CoDTS: Enhancing Sparsely Supervised Collaborative Perception with a Dual Teacher-Student Framework (Paper)

Features:

Installation

This code is based on CoAlign, so I recommend you visit CoAlign Installation Guide to learn how to install this repo.

Or you can refer to OpenCOOD data introduction and OpenCOOD installation guide to prepare data and install CoAlign. The installation is totally the same as OpenCOOD.

Dataset and Sparse Label

1. Download datasets

2. Download sparse labels

The sparse label in this paper is in Google Drive, you can also produce sparse labels with codes in the "data_preparation" folder.

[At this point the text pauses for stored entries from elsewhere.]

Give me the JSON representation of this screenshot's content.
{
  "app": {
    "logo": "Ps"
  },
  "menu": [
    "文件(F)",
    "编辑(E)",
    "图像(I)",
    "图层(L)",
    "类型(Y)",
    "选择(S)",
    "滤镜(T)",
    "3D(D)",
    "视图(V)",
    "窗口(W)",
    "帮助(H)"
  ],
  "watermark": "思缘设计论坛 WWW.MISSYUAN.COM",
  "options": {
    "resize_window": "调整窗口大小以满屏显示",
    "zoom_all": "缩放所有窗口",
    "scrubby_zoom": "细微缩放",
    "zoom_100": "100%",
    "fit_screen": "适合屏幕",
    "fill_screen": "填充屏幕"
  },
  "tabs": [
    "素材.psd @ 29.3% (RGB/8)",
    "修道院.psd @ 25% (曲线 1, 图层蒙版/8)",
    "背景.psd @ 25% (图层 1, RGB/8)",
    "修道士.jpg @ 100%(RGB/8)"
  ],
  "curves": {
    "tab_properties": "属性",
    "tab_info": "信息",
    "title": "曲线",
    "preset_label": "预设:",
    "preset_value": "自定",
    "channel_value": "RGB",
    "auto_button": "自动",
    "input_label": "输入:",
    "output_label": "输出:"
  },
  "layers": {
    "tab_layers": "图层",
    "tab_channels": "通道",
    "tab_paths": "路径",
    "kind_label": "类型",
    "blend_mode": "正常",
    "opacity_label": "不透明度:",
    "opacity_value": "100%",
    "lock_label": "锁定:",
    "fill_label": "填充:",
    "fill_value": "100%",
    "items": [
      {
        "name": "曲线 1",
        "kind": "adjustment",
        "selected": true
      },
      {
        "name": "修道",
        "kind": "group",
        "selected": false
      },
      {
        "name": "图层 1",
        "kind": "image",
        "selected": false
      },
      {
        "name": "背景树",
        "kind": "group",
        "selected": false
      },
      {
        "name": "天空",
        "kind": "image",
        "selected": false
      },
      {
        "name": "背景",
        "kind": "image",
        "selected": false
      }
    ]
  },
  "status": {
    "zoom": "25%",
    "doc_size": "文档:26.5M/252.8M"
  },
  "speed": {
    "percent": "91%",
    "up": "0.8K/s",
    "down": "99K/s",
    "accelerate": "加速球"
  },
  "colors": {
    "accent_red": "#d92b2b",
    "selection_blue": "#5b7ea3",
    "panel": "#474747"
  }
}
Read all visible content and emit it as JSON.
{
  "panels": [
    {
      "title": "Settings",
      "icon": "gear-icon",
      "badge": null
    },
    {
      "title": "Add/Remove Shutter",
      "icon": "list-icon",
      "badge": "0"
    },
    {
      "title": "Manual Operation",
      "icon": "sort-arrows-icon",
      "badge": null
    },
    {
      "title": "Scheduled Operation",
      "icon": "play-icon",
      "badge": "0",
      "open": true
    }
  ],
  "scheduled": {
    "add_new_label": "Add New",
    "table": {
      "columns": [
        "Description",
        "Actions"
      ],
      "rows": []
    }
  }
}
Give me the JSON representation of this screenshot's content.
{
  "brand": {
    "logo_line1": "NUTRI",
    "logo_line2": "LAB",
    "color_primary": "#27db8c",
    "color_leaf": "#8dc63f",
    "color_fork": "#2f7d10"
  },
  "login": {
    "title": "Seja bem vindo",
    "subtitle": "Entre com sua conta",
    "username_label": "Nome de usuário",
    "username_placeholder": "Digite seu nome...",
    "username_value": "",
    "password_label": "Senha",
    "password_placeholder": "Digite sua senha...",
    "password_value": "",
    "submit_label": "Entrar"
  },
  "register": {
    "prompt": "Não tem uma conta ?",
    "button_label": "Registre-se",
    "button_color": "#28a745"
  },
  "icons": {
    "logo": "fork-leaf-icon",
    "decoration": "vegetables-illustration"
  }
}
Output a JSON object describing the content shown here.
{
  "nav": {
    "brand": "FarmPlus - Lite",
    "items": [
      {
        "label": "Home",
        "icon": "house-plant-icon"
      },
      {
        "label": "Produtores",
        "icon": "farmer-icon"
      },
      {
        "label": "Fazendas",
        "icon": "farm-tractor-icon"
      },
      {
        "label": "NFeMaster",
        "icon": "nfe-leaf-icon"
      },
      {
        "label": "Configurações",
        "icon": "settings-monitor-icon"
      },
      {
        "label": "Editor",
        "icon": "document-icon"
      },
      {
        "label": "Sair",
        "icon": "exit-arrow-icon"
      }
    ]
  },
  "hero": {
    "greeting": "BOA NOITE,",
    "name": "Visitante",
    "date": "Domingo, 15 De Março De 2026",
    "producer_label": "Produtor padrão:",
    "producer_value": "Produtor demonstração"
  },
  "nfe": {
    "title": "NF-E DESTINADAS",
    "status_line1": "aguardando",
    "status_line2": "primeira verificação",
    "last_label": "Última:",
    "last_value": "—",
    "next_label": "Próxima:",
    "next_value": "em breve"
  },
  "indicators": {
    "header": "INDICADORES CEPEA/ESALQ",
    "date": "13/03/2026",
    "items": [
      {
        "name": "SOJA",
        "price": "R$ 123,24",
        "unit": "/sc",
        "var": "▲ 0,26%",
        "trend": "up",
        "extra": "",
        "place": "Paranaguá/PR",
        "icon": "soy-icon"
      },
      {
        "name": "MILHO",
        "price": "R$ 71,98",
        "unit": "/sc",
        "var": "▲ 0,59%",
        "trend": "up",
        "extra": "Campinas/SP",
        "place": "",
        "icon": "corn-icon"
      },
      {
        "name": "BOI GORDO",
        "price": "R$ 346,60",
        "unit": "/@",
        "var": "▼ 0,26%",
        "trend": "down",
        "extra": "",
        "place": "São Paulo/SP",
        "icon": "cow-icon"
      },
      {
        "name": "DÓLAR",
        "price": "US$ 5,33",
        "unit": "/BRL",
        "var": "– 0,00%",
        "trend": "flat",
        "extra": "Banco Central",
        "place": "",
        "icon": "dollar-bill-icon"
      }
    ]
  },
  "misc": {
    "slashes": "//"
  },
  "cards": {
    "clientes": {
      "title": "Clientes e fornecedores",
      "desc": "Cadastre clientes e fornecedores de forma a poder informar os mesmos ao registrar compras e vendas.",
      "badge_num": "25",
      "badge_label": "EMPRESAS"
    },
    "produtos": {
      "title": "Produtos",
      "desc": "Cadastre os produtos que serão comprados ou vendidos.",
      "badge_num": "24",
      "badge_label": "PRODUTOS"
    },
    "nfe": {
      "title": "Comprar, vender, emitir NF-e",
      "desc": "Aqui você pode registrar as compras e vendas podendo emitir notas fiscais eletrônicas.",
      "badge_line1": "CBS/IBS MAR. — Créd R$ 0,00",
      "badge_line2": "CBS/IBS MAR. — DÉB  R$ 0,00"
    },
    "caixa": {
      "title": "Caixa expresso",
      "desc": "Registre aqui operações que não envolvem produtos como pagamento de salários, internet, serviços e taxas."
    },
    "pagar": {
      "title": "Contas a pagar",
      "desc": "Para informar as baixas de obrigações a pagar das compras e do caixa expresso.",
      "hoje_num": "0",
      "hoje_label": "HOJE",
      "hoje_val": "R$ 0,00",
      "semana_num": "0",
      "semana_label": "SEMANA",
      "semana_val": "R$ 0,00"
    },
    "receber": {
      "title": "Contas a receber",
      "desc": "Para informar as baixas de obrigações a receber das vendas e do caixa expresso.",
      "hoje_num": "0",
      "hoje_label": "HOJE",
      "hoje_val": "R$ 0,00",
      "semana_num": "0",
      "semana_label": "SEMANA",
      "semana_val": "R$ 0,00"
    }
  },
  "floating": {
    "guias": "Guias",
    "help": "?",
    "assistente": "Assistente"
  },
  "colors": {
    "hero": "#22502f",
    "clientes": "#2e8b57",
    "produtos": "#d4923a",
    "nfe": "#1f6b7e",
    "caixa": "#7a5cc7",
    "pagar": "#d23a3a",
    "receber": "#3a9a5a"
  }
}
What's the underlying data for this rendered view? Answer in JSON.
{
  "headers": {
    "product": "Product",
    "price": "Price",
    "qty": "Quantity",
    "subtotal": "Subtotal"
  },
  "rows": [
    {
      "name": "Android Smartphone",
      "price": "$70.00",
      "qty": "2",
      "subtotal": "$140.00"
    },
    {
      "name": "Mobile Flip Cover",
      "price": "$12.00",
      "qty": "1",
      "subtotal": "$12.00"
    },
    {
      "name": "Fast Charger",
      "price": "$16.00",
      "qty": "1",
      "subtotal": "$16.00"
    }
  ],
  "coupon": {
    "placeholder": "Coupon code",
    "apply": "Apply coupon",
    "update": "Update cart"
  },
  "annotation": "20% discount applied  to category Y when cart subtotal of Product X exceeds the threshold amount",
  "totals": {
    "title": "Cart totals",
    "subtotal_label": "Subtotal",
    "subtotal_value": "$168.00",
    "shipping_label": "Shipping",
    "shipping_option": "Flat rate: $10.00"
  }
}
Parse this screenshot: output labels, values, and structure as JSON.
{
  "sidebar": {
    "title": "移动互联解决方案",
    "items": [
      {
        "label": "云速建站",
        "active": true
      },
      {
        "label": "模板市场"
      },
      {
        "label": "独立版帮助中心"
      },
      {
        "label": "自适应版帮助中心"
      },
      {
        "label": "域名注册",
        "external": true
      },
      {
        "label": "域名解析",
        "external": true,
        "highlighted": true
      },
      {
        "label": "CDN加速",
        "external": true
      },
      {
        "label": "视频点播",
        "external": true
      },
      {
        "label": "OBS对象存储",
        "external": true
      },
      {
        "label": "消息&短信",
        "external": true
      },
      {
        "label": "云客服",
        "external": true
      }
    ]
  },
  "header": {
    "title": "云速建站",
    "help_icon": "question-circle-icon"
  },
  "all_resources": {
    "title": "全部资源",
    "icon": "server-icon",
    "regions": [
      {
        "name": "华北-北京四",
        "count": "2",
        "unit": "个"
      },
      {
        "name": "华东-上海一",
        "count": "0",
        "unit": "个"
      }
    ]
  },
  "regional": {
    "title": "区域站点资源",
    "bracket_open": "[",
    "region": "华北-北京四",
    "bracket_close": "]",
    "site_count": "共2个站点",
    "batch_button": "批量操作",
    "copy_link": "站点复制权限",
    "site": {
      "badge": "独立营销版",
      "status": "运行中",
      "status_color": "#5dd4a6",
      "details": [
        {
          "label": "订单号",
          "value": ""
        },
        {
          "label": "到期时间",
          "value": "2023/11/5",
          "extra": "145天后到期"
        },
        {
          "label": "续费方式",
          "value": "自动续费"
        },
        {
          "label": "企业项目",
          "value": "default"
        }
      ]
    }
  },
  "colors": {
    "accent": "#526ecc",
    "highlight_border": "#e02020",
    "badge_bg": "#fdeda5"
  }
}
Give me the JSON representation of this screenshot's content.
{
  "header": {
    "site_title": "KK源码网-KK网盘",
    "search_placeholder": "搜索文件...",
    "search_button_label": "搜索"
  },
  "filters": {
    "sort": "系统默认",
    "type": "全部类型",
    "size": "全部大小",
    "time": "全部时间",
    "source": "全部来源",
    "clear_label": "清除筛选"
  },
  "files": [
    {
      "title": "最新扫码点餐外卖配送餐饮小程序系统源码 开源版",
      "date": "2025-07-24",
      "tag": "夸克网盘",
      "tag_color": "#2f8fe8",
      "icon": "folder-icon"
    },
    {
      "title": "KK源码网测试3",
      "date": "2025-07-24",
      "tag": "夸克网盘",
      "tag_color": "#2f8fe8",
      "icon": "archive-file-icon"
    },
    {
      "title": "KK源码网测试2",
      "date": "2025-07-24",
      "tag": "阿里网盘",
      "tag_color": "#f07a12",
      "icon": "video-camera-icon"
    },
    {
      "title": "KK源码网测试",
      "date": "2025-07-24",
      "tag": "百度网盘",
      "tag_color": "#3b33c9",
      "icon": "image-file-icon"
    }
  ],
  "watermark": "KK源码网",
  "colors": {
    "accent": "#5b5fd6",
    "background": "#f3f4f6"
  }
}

3. Put the folders of sparse labels for different datasets in the following:

CoDTS 
├── data_preparation # scripts to generate sparse labels
├── dataset # root of your dataset
│   ├── my_dair_v2x
│       ├── v2x_c
│         ├── cooperative-vehicle-infrastructure
│           ├── cooperative/label_world_sparse
│           ├── infrastructure-side/label/virtuallidar_sparse
│           ├── vehicle-side/label/lidar_sparse
│   ├── v2vreal
│       ├── train
│       ├── train_sparse # sparse label
│       ├── validate
│   ├── OPV2V
│       ├── test
│       ├── train
│       ├── train_sparse # sparse label
│       ├── validate
│   ├── V2X-Sim-2.0 # original v2xsim dataset
│   ├── v2xsim2_info # the label index file for v2xsim
│       ├── v2xsim_infos_test.pkl
│       ├── v2xsim_infos_train_plus.pkl # sparse label
│       ├── v2xsim_infos_train.pkl 
│       ├── v2xsim_infos_val.pkl
├── opencood # the core codebase

Training and Inference

Run the bash command in the terminal and modify the "DATASET" and "METHOD" parameters in the bash file to switch the dataset and collaborative detector.

Inference detectors

bash 0_test.bash

Train detectors with full/sparse labels only

bash 1_train_from_scratch.bash

Train detectors with sparse and pseudo labels

SSC3OD: Sparsely Supervised Collaborative 3D Object Detection from LiDAR Point Clouds (SMC 2023)

bash 2_ssl_pretrain.bash
bash 3_train_static_teacher.bash
bash 4_train_SSC3OD.bash

HINTED: Hard Instance Enhanced Detector with Mixed-Density Feature Fusion for Sparsely-Supervised 3D Object Detection (CVPR 2024)

bash 5_train_HINTED.bash

CoDTS: Enhancing Sparsely Supervised Collaborative Perception with a Dual Teacher-Student Framework (AAAI 2025)

bash 6_train_CoDTS.bash

Note: Both HINTED and CoDTS are based on static teachers in SSC3OD.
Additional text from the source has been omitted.